Dr. Nedim BİRİNCİ

Tarih: 17.09.2015

Konu:  Faşizme doğru gittiğimizi artık herkes belirtiyor.                           

Bulgaristan’da ve Bulgaristan için en büyük tehlike nedir?

Meclise sunulan ve milletvekillerinin üzerinde anlaşamadığı 2016 Yılı Devlet Güvenlik Ajansı raporu, meclisi birkaç parçaya böldü.

Raporda büyük tehlikenin Rusya olduğunu iddia ediliyor.

Bulgaristan Sosyalist Partisi (BSP) için en büyük tehlike GERB – Aşırı milliyetçilerin iktidarı, devlet ve belediye bütçelerinin soyulması, paraların aşırılması, başkalarının kazançlı işlerine el atılması ve rüşvettir.

Hak ve Özgürlük Hareketi (DPS) Genel Başkanı Mustafa Karadayı mecliste verdiği demeçte, 2017’de Bulgaristan için en büyük tehlikeyi “Yurtsever Cephe” olarak ortaya çıkan aşırı sağcı, ırkçı, şoven üçlü grubun oluşturduğuna işaret etti.

Hak ve Özgürlük Hareketi, kurulsun mu kurulmasın mı konusunda 1990’da savcılık raporunu hazırlayan ve “kurulmasına müsaade edilmesin” sonucuna varan, o yılların genç Bayan Savcısı, daha sonsa BSP Milletvekili ve şimdi de “21. Yüzyıl Hareketi” partisi lideri Tatyana Donçeva ise, “Bulgaristan için en büyük korku nedir? konusunda şöyle dedi: “Bulgaristan’da kesin ilerleyen 1930 yıllarının Almanya faşizmidir. Naziler Yahudileri öldürmekle işe başlamışlardı. Yahudilerden sonra komünistler toplama kamplarında yok etmişlerdi. Sonunda önüne geleni yok etmeye niyetlendiklerinde, kimse kendini koruyabilecek durumda değildi.
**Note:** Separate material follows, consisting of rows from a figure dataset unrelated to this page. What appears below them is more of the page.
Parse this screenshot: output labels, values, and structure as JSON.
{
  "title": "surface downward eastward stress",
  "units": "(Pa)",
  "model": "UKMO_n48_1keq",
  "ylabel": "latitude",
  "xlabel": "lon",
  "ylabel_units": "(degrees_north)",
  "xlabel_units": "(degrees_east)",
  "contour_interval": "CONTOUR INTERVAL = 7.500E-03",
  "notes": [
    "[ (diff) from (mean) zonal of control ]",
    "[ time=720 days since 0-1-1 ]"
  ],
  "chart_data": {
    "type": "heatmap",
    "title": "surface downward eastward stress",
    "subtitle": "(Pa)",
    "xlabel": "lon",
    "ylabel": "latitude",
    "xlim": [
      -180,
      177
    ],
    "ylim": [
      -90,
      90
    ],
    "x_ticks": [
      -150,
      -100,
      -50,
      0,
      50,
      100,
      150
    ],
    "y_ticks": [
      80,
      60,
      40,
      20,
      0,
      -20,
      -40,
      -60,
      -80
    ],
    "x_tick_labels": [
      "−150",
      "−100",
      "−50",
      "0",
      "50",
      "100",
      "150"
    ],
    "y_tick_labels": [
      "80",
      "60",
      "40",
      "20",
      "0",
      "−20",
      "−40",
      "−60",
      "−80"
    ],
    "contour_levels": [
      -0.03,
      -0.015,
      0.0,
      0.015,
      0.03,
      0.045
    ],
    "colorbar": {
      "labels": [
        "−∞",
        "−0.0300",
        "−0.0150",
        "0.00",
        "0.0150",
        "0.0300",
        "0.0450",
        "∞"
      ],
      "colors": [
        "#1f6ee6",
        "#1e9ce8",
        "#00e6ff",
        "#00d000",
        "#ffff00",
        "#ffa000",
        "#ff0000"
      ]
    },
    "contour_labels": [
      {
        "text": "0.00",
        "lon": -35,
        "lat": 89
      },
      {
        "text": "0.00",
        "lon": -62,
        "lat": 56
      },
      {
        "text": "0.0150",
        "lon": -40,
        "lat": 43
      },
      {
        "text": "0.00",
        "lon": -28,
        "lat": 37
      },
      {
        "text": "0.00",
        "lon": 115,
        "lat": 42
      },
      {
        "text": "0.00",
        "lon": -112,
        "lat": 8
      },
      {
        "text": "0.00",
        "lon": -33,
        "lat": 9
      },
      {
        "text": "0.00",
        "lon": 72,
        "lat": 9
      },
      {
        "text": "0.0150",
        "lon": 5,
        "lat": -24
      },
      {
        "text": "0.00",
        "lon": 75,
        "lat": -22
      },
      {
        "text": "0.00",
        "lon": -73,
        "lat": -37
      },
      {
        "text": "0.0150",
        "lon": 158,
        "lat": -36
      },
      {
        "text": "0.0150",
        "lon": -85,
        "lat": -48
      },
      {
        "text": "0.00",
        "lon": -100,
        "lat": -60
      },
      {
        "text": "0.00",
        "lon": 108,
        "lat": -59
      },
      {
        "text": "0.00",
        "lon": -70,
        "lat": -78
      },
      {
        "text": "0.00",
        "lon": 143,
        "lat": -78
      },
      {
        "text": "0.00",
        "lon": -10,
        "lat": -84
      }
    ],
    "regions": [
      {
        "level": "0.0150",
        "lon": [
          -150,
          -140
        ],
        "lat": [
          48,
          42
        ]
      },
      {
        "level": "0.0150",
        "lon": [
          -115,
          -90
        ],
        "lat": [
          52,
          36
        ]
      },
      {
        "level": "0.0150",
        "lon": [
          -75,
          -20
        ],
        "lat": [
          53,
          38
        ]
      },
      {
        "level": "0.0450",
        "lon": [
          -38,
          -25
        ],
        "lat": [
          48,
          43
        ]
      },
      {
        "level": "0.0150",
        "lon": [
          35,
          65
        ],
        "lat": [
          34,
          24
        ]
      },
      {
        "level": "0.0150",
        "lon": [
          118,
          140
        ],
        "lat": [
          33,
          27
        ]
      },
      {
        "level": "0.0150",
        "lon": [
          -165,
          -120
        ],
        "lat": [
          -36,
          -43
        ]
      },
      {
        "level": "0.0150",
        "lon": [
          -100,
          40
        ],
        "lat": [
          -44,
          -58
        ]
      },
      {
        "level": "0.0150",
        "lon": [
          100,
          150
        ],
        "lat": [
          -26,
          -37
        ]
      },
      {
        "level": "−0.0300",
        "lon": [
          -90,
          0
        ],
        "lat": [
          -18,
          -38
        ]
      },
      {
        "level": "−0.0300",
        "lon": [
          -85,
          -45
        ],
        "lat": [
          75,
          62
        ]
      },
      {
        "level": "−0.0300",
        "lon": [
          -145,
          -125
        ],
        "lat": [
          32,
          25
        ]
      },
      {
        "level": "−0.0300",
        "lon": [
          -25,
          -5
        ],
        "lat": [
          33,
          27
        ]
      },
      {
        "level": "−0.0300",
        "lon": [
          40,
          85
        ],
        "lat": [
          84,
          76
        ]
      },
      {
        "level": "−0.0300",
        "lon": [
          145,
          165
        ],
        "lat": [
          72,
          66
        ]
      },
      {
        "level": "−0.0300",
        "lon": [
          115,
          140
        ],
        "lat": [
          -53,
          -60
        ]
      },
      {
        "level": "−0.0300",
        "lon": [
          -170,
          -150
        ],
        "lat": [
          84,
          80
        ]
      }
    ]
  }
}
Donçeva, Sofya Meclisinde gerçeklerin konuşulmadığını, tehlikelerin gizlendiğini söyledi.

Sofya TV programlarına bakılırsa en büyük tehlikeler para için insan kaçırılmasıdır.

Kuşkusuz Bulgaristan’da bütün kötülüklerin kaynağı, komünizm illetinin kökünün kazınmamış olmasıdır. Bundan 9 yıl önce ülkemizde ilk kaçırılan Stanko Kolev’ti. Kolev işyeri Ardino (Eğıri Dere) yöresi olan bir iş adamıydı. 200 işçisi vardı. Devlete her ay 400 bin leva sosyal sigorta ödüyordu. Bir Alman projesini yönetiyordu.

17 Eylül 2017 günü bütün Bulgar medyası onu anlattı, bir de demiryolu makasçısı Slavço Kolev’i anlattılar. Kolev bundan 9 yıl önce traverslere basa basa işe giderken önce rayın kenarında 20 leva sonra da 50 metre ilerde büyük tomar tomar para bulmuştu. Bu kadar çok parayı bir arada bulunca adeta şaşırmıştı. Polise haber verdi. Saydılar tam 140 bin leva bulmuştu. Söylemese, söylemeyebilirdi. Onu gören olmamıştı. Isız bir yerdi. Maaşı 320 leva idi. Bu para onun hayatını değiştirebilirdi.

Olay şöyleydi. İş adamı Kolev, kapısına polis üniforması ve polis arabasıyla gelen 3 kişi tarafından alı konulunca, kafasına çuval geçirilmiş, götürüldüğü yere götürülürken 3 araba değiştirmişler. Varacakları yere varanınca kafası bastırılmış, bir mahzene indirilmiş, orada eski bir minderin üzerinde elleri kolları bağlı 7-8 gün yatırılmazdan önce, bir mikrofona beyan vermesi istenmiş.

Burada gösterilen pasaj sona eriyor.